The State Duma of the Russian Federation has deferred consideration of the bill “On Digital Financial Assets” to April 2019, local media outlet TASS reported on March 20.
The second reading of the draft federal law “On Digital Financial Assets” has reportedly been rescheduled for April, following a decision made at the morning voting on the agenda of the plenary session. The initiative was taken by the Chairman of the State Duma Committee on Financial Market, Anatoly Aksakov, although he did not explain his motives.
The bill “On Digital Financial Assets” aims to formulate national cryptocurrency legislation, and was adopted by Russia’s parliament in the second reading earlier in March. Vyacheslav Volodin, the Chairman of the State Duma and coauthor of the draft bill, stressed then that the adopted amendments are aimed at fixing the difficulties related to the concept of digital rights.
The wording of the bill prepared for the second reading excludes the definition of a token, cryptocurrency, and smart contract. The document provides the definition of digital financial assets, saying that such assets are represented by digital rights, including liabilities and other rights, monetary claims, and the possibility of exercising rights in regards to equity securities and rights to require the transfer of equity securities.

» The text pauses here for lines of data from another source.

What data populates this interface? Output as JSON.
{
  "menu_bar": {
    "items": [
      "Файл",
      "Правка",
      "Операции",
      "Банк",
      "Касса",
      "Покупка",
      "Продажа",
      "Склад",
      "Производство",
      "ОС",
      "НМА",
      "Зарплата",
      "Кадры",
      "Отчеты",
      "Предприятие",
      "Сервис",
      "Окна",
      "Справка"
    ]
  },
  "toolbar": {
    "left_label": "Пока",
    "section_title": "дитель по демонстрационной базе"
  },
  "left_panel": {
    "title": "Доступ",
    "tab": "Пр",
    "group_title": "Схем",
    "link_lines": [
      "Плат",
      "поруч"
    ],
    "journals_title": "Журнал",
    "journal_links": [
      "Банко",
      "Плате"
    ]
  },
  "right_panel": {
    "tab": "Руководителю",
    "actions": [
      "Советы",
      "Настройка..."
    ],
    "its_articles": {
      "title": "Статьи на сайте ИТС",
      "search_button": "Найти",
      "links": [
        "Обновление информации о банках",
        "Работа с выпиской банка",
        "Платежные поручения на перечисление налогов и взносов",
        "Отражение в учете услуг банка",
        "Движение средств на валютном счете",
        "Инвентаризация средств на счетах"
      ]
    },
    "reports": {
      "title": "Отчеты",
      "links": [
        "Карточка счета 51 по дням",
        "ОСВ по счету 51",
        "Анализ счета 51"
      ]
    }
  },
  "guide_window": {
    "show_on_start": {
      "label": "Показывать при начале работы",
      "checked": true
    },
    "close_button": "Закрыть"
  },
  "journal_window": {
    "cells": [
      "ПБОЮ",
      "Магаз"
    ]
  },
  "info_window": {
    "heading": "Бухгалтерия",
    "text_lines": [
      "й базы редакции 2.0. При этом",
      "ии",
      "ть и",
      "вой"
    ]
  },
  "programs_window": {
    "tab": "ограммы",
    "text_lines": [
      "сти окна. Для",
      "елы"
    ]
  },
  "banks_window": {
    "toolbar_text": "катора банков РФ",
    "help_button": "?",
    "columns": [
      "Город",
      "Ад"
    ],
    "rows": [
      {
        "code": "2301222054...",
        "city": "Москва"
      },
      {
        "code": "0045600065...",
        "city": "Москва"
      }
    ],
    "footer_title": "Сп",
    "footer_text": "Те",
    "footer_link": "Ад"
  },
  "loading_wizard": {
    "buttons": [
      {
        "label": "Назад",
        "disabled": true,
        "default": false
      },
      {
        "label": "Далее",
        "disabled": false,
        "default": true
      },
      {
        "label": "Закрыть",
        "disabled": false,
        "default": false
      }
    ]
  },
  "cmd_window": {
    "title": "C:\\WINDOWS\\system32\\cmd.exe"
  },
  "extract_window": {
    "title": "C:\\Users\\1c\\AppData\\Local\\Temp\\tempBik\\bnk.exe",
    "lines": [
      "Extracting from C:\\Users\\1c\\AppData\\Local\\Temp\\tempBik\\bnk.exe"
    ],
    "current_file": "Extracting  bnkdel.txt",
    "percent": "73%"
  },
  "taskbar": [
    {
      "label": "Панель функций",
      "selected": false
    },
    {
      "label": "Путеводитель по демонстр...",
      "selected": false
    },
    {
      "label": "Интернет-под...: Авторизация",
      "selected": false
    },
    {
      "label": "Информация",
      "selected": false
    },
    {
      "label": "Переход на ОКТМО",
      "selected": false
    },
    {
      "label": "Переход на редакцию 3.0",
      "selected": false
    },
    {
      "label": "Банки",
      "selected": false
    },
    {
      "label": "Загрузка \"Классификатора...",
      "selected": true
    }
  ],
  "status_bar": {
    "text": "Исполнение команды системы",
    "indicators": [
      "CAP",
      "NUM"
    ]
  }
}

As reported last December, Pavel Krasheninnikov, the head of the council and chairman of the State Duma committee on state building and also a coauthor of the bill, said that the bill had been pushed back to the first reading stage as it needed to be dramatically changed.
Recently, Russia’s parliament voted to enact new digital rights legislation in October of this year. The law reportedly establishes the concept of “digital rights” in Russian legislation with the addition of a new article, 141.1, of the Civil Code of the Russian Federation, and determines how digital rights can be exercised and transferred, as well establishes rules for digital transactions, including contracts.